A cette nouvelle inattendue, on court au télégraphe. Le fil de Danjoutin est rompu depuis la veille. On télégraphie donc aux Hautes et Basses-Perches.

Les commandants de ces forts, étonnés de la question qu'on leur pose quant à cette possible attaque de Danjoutin, répondent qu'ils n'ont rien remarqué de leur côté.

Un capitaine d'état-major envoyé en reconnaissance, revient bientôt confirmer la nouvelle. Danjoutin est véritablement cerné ! Le colonel Denfert-Rochereau décide alors l’envoi de quatre compagnies pour tenter de secourir le village. Ces compagnies reviennent bientôt. Elles se sont avancées par le Fourneau, le plus près possible. Mais l'ennemi, abrité derrière le talus du chemin de fer, les a reçues par un feu si violent qu'elles ont dû reculer. Plusieurs Mobiles ont été tués dans l’opération.

A 6 heures du matin, les renseignements les plus contradictoires arrivent de différentes sources.
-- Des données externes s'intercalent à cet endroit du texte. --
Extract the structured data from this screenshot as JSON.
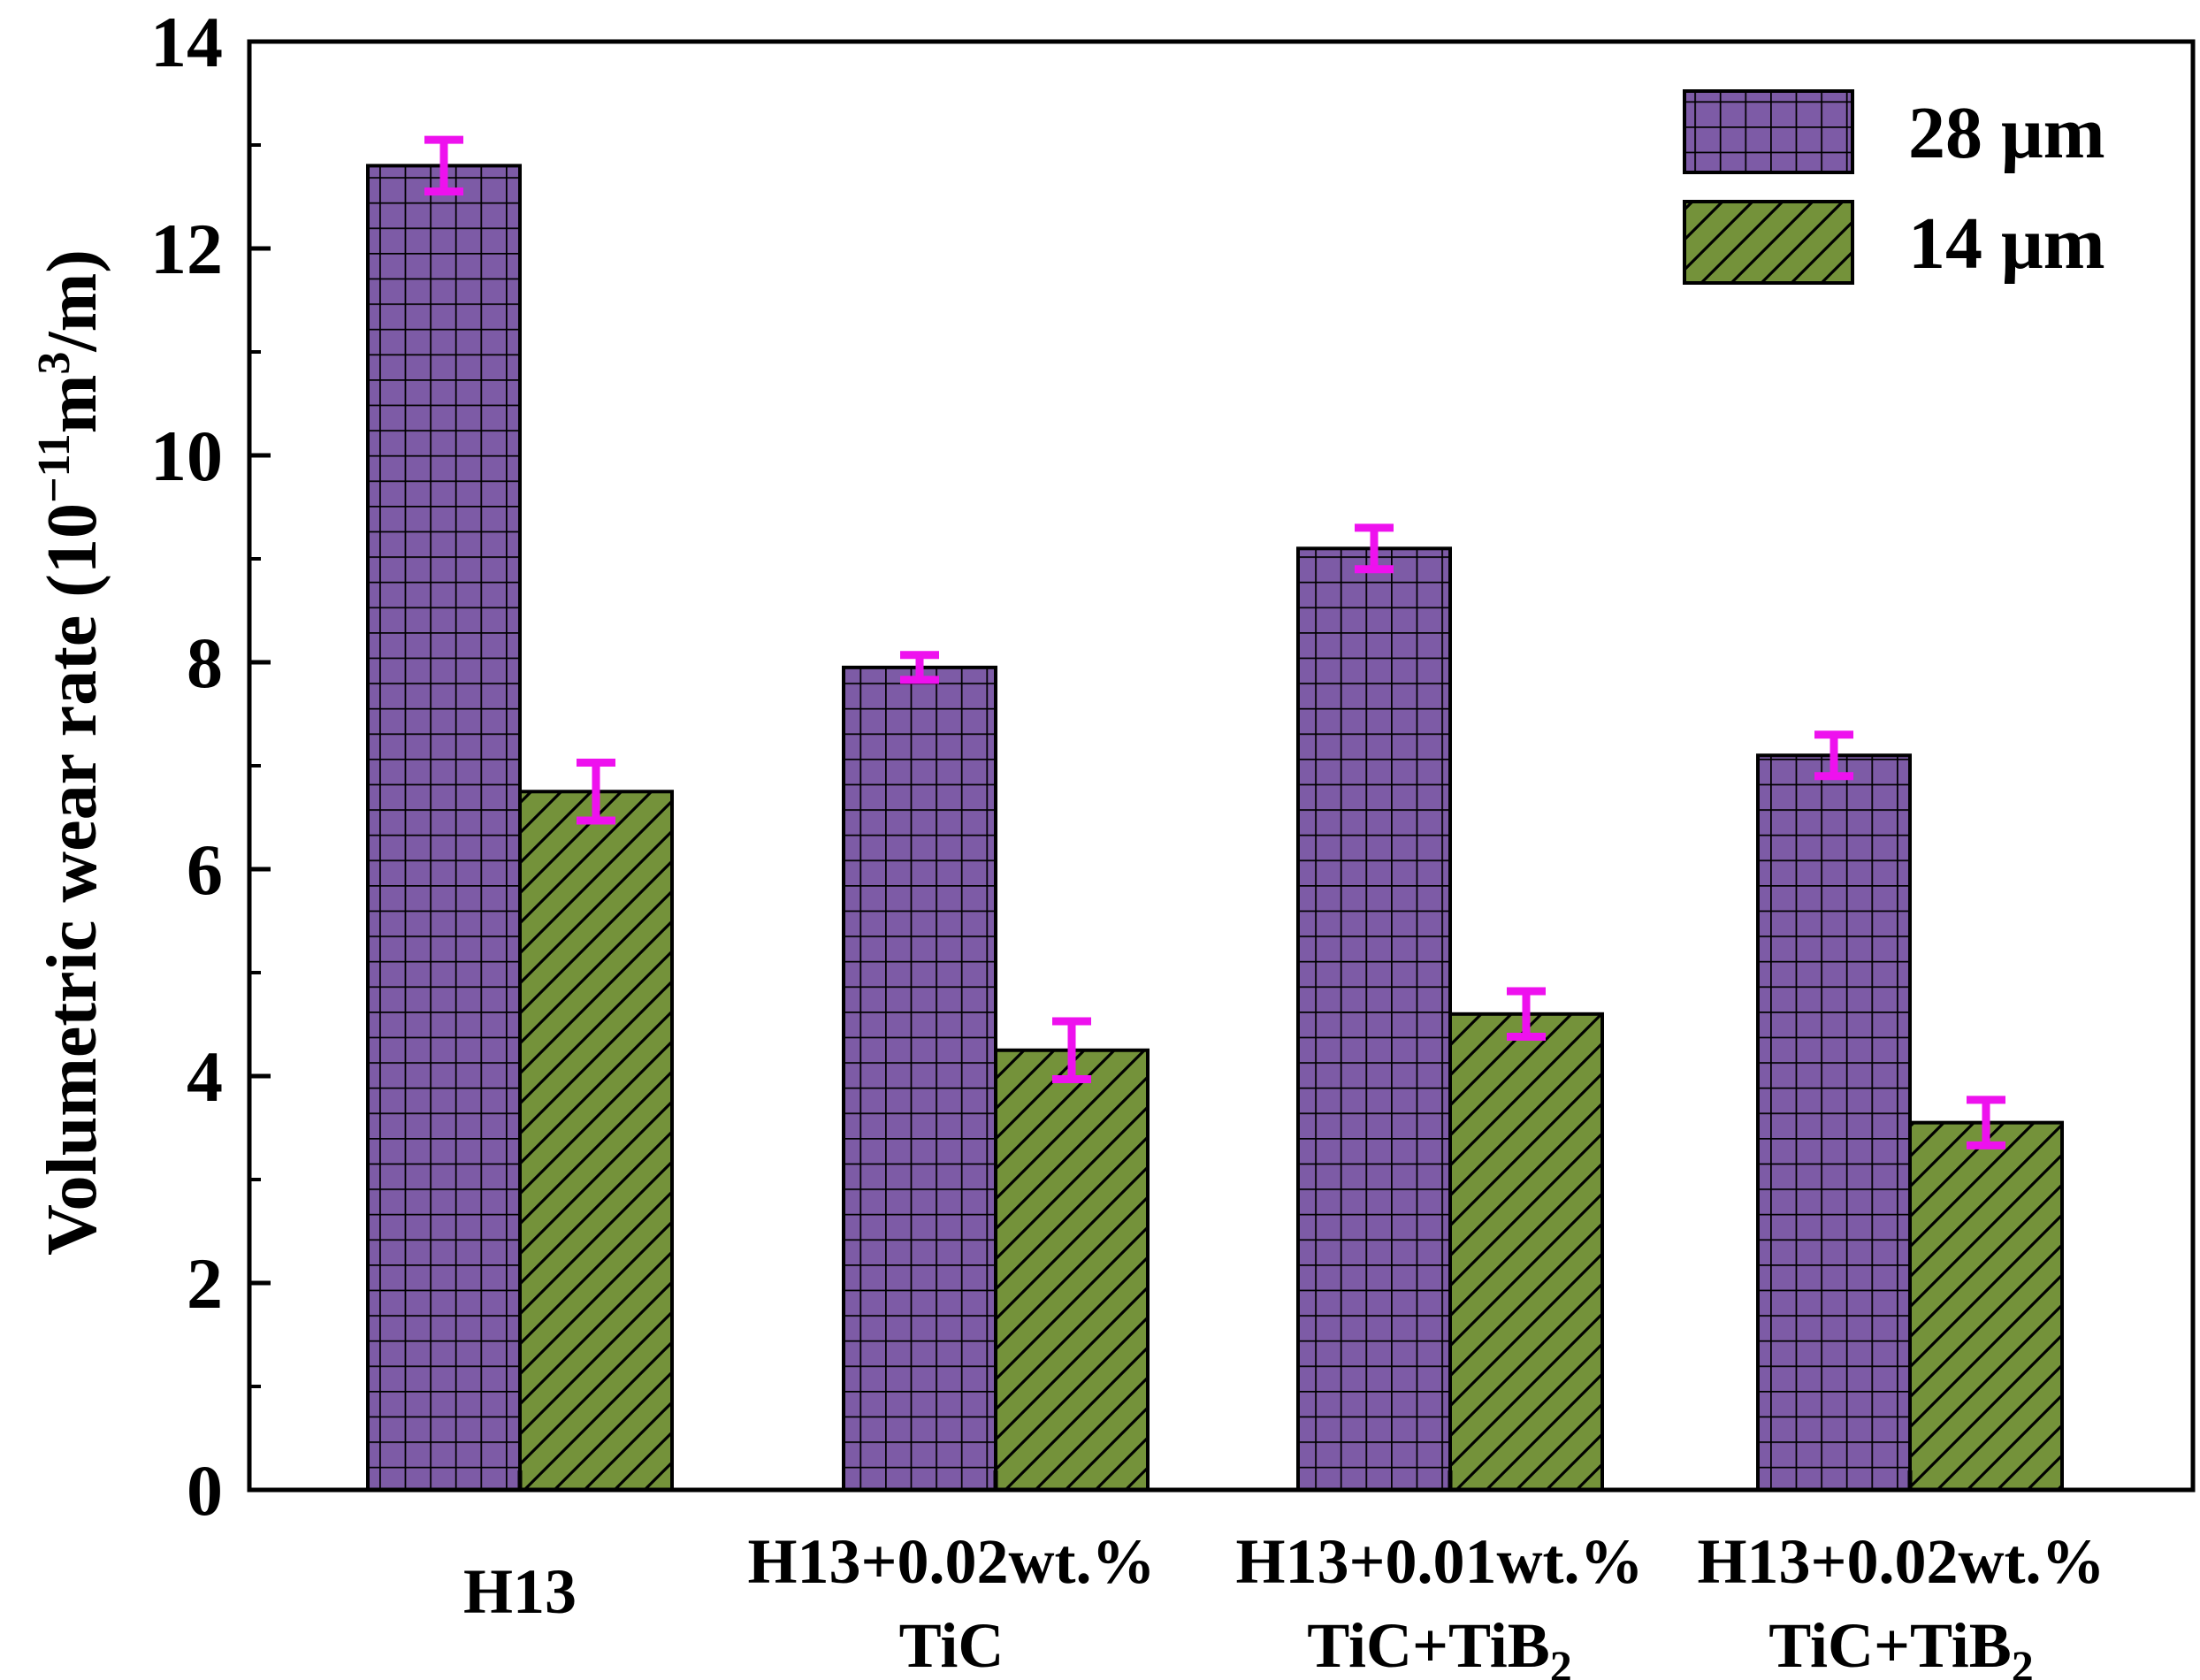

Quelques heures plus tard, on voit de la Citadelle les malheureux soldats de Danjoutin défiler entre deux rangées de soldats prussiens. Ils sont prisonniers de guerre et Danjoutin est perdu. La garnison vient de perdre, après soixante-cinq jours de siège, un village décisif et 770 de ses hommes, dont près de 700 faits prisonniers.
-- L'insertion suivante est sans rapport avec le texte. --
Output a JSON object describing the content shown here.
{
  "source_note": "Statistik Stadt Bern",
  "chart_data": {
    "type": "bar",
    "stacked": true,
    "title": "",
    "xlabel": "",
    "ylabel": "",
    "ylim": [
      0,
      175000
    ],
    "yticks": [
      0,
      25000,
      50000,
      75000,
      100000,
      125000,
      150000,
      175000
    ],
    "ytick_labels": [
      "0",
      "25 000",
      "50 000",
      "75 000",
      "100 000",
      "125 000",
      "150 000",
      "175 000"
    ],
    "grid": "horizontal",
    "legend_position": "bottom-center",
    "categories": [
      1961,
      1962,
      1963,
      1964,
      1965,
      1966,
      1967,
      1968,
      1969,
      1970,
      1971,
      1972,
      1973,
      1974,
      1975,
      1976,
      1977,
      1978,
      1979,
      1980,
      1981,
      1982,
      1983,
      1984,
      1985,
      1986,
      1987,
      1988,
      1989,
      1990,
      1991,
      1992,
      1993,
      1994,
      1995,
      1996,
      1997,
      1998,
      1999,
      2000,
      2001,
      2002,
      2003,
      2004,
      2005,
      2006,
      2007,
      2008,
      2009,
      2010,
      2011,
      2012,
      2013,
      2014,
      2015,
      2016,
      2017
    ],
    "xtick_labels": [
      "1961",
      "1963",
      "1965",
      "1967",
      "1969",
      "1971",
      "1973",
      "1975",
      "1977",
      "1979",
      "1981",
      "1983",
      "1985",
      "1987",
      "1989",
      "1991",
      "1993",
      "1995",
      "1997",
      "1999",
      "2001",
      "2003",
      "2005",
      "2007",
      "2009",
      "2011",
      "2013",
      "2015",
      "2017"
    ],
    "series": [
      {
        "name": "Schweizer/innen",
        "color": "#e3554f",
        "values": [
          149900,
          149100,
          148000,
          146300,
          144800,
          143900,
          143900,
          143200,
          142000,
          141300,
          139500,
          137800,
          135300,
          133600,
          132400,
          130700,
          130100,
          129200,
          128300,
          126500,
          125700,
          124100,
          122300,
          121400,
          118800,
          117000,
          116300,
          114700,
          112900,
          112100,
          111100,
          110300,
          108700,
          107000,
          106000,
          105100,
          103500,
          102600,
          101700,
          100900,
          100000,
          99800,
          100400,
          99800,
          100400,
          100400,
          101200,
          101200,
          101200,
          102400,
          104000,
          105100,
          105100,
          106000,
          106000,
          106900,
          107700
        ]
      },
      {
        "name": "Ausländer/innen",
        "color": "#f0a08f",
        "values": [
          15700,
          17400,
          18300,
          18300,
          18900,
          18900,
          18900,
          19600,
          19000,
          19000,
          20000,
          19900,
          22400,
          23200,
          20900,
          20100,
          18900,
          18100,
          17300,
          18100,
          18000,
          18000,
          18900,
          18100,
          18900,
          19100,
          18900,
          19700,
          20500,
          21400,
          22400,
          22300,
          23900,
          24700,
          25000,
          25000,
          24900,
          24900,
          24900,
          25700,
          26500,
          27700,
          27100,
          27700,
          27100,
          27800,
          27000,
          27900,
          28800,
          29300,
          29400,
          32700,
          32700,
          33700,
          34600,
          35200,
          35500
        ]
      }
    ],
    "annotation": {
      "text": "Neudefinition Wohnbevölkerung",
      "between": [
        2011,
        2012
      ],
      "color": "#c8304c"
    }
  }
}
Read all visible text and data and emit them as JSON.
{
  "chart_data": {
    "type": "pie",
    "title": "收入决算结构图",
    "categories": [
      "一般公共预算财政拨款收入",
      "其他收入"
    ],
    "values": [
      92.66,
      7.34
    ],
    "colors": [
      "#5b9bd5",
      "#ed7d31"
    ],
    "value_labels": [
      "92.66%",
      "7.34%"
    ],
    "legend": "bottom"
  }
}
Comment les choses se sont-elles passées pour en arriver à cette débâcle à laquelle on donna le nom d'Affaire de Danjoutin ?

Danjoutin en 1871 (source gallica.bnf.fr / BnF)

Il apparaitra après enquête que deux compagnies de mobiles, la 6ème et la 7ème de Saône-et-Loire, ont failli à leur devoir. Les officiers de la 7ème, au lieu d'être à leur poste, étaient dans une maison et non auprès de leurs hommes ; certains sous-officiers et soldats n’étant pas non plus dans leurs tranchées quand l'ennemi se présenta. La 6ème compagnie aurait pour sa part lâchement abandonné son poste à la première attaque prussienne et permis à l'ennemi de pénétrer en force dans le village. Le village fut ainsi rapidement investi sans que les autres compagnies françaises présentes sur place n’y purent rien faire.

Les deux compagnies mises en cause avaient pourtant ordre, en cas d’attaque prussienne imposant le repli, de se retrancher derrière le remblai du chemin de fer et d’y tenir position, ce qu’elles ne firent pas. Les prussiens arrivèrent aisément à la voie ferrée et n’y trouvèrent personne.

Les officiers de ces deux compagnies, dont le manque de vigilance ou de courage causa ce désastre, furent plus tard mis en accusation par le colonel Denfert-Rochereau qui les fit emprisonner.

La perte de Danjoutin, surtout dans de telles conditions, affecta sérieusement le moral des soldats de la place. Elle fut vécue par beaucoup comme la plage la plus triste de l'histoire du siège.

Cette perte, avec celle de Pérouse qui suivra, ouvrit aux Prussiens la voie des Perches, objet de notre prochaine étape.

PS : De part et d’autre de l’entrée du cimetière de Danjoutin, on peut observer deux carrés concernant ces combats, un carré de soldats français et un carré de soldats allemands. On trouve également sur la place de l’église, à côté du monument aux morts, un monument en souvenirs des combattants de Danjoutin et des victimes civiles de ces combats.